Almost twenty years after winning an Oscar for her portrayal of a working-class rape survivor who demands her day in court in The Accused, Jodie Foster stars in this mainstream film as a radio talk show host who goes on a killing spree after her fiance is beaten to death. I had never seen a film where a woman seeks vengeance for a violent crime against someone she loves before this one. Don't get it twisted though. The Brave One does more to freshen the vigilante genre than by just casting a woman as the lead. Unlike the average revenge film where the man goes on a mindless rampage and never questions the rightness of what he is doing, this is a character-driven story in which we see Foster's Erica Bain grapple with the complex emotions of being both victim and perpetrator. It's because of this I let the Hollywood ending slide.

3. Ms. 45

A proud barer of the feminist revenge fantasy label, this 1981 vigilante classic starring Zoe Lund remains controversial to this day. Some argue that it's not feminist at all. I would concede that it's a bit over the top for reasons I won't share in order to avoid spoilers. Just keep in mind that it's also supposed to be an exploitation flick and ask yourself if the protagonist had been a man would you be as strident in critique of its "extraness." In any event, Ms. 45 made my top five because Lund's Thana is a working-class woman with disabilities -- tell me how often do we see that!

4. Bandit Queen

While not without flaws, this film scores on many levels. Icing on the cake: it's based on a true story. You haven't seen gangster if you don't know the story of Phoolan Devi who not only avenged a brutal gang rape (that's right... she came for ALL them MFers), she went on be elected to office and nominated for a Nobel Prize. Devi was and remains a very controversial figure who brought suit against the filmmakers of Bandit Queen That just makes this movie even greater fodder for discussion, especially if you've read her story in her words in I, Phoolan Devi: Autobiography of the Bandit Queen as well as feminist discourse on her life and the film itself. It lends itself to conversations about retaliatory versus revolutionary violence, intersectionality (because to some Devi was an Indian Robin Hood whose actions were as much a statement about caste as well as gender), and much more.

5. Descent
With films like Quentin Tarantino's Deathproof and Frank Miller's Sin City, Rosario Dawson is no stranger to playing women who kick sexist ass. That said, you still don't know the depth of her acting chops and feminist politics until you see Descent.

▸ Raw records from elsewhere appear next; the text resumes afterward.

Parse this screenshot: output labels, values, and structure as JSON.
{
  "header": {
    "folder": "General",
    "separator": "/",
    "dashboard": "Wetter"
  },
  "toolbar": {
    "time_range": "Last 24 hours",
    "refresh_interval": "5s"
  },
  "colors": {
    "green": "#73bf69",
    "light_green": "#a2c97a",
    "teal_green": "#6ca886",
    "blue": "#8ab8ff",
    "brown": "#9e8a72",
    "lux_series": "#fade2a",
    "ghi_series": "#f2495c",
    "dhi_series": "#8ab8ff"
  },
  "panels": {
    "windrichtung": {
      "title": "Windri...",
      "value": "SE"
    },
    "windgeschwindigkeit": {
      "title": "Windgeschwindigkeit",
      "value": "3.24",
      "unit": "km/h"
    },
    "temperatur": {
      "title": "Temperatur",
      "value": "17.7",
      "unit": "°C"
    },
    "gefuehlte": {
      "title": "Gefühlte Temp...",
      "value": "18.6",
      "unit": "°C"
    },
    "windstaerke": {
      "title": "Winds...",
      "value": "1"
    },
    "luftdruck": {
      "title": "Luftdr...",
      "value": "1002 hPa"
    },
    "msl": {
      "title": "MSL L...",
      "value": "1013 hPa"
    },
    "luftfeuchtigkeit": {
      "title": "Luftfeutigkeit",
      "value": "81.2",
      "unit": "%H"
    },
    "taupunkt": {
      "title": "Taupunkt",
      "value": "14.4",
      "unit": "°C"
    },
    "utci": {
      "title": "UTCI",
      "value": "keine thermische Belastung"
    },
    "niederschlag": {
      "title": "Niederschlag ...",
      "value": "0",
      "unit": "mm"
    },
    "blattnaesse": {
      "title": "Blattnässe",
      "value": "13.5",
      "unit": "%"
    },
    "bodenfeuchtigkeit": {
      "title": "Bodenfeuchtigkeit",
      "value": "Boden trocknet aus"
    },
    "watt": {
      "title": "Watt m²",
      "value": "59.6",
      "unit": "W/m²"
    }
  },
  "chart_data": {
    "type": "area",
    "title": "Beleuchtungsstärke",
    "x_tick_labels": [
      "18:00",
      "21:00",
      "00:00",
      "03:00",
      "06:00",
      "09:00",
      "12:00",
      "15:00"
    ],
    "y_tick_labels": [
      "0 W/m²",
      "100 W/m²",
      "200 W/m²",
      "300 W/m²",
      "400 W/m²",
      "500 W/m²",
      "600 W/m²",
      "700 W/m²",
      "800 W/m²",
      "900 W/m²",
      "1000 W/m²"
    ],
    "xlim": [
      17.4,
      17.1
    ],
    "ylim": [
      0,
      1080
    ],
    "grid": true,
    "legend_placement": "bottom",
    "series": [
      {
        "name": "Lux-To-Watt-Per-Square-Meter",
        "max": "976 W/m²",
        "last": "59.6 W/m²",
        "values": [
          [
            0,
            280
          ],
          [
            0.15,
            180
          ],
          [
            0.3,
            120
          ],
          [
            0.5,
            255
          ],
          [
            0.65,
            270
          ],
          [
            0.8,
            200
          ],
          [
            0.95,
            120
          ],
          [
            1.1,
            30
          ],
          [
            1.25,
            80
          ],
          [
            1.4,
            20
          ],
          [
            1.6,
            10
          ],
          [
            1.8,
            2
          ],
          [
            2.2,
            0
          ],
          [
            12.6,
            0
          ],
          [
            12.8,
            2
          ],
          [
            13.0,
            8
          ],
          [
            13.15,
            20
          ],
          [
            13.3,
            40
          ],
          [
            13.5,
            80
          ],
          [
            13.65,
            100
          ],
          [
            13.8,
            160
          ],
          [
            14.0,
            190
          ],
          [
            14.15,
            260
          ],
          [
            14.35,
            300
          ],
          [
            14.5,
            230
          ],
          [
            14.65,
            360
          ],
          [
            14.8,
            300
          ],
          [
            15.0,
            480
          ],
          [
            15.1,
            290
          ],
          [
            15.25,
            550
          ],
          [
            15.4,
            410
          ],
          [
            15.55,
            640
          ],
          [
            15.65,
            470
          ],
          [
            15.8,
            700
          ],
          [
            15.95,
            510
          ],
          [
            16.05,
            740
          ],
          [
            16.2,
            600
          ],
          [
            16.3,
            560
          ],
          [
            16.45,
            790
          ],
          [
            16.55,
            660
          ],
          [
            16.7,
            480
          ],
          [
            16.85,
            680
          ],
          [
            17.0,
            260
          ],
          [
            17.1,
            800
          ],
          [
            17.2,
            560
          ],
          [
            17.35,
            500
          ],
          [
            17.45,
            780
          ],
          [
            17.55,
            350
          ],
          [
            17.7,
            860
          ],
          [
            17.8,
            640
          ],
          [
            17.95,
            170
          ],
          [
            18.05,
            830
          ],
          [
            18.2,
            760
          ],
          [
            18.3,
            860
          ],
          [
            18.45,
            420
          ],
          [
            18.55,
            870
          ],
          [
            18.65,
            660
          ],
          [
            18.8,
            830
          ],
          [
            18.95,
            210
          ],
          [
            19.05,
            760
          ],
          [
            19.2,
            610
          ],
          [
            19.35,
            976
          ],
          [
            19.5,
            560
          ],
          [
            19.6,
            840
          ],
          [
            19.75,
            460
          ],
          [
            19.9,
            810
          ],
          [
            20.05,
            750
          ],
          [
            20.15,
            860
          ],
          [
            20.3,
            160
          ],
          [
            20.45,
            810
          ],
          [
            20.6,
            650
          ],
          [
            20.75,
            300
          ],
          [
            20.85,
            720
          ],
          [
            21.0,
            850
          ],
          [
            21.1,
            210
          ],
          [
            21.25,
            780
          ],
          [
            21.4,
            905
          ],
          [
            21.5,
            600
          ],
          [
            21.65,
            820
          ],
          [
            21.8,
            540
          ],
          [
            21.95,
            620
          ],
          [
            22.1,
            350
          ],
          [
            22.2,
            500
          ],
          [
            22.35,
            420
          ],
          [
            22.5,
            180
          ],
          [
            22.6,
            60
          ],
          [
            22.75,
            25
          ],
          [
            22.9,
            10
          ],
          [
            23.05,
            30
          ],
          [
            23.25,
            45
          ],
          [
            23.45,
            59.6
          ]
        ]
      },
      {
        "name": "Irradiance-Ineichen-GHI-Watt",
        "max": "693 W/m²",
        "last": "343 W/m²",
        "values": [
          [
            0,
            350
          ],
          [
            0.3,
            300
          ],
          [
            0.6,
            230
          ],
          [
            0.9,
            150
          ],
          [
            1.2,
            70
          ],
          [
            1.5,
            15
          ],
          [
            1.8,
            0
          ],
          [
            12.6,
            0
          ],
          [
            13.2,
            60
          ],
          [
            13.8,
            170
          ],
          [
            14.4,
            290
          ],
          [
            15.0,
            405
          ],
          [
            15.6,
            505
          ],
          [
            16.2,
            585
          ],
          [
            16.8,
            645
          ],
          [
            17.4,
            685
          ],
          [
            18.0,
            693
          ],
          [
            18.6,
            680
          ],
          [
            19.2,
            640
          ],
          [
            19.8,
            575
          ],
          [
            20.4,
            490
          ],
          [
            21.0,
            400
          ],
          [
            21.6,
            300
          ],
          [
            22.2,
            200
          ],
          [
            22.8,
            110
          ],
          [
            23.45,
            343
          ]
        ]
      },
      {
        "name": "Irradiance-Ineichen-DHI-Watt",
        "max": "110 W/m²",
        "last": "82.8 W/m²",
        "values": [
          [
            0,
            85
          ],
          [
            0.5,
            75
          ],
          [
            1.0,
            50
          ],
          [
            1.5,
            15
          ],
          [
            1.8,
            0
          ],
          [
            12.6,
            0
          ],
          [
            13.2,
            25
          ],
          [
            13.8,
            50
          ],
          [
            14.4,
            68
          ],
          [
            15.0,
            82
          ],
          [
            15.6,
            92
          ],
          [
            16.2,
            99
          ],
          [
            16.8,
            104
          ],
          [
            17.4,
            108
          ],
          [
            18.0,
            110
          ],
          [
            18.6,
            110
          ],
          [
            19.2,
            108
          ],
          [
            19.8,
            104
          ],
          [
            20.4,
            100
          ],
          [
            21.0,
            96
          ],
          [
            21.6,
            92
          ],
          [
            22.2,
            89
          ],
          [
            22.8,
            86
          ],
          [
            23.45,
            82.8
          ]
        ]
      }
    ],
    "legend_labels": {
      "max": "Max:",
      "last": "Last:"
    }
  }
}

The title refers to just how far Dawson's character Maya sinks after a date rape. Her performance proves she is far more talented than many of her roles suggest, and writer/director Talia Lugacy deftly interweaves some race and class analysis that is rarely seen in movies about sexual assault. Both rapes -- the initial crime and the retaliatory act -- are extremely difficult to watch as they should be. This is no exploitation flick that eroticizes sexual assault or depicts violence so cartoonish it can be dismissed (like the vigilante cult classic I Spit On Your Grave.) As hard as it is, we should watch and discuss Descent right down to the final shot on Dawson's face that leaves no question as to whether vengeance is as sweet as Maya had hoped.

Listen to Rosario Dawson discuss rape, revenge and Descent here.

* One notable exception is the 1996 film Sleepers based on the book of the same name, starring a high-wattage cast that includes Brad Pitt, Jason Patric, Kevin Bacon, Robert DeNiro and the late Brad Renfro. After a prank turns into tragedy, four boys are sent to a juvenile correctional facility where they are ritually abused by the guards. Years later when two of the men stand trial after murdering one of their abusers, the other two conspire to fix the trial. Author Lorenzo Carcaterra insists that Sleepers was not a novel but based on true events in his life. Entities such as the Catholic Church and the New York State Department of Correction dispute his claims.

Have you seen any of these films? What do you think of them? What others would you add to this list?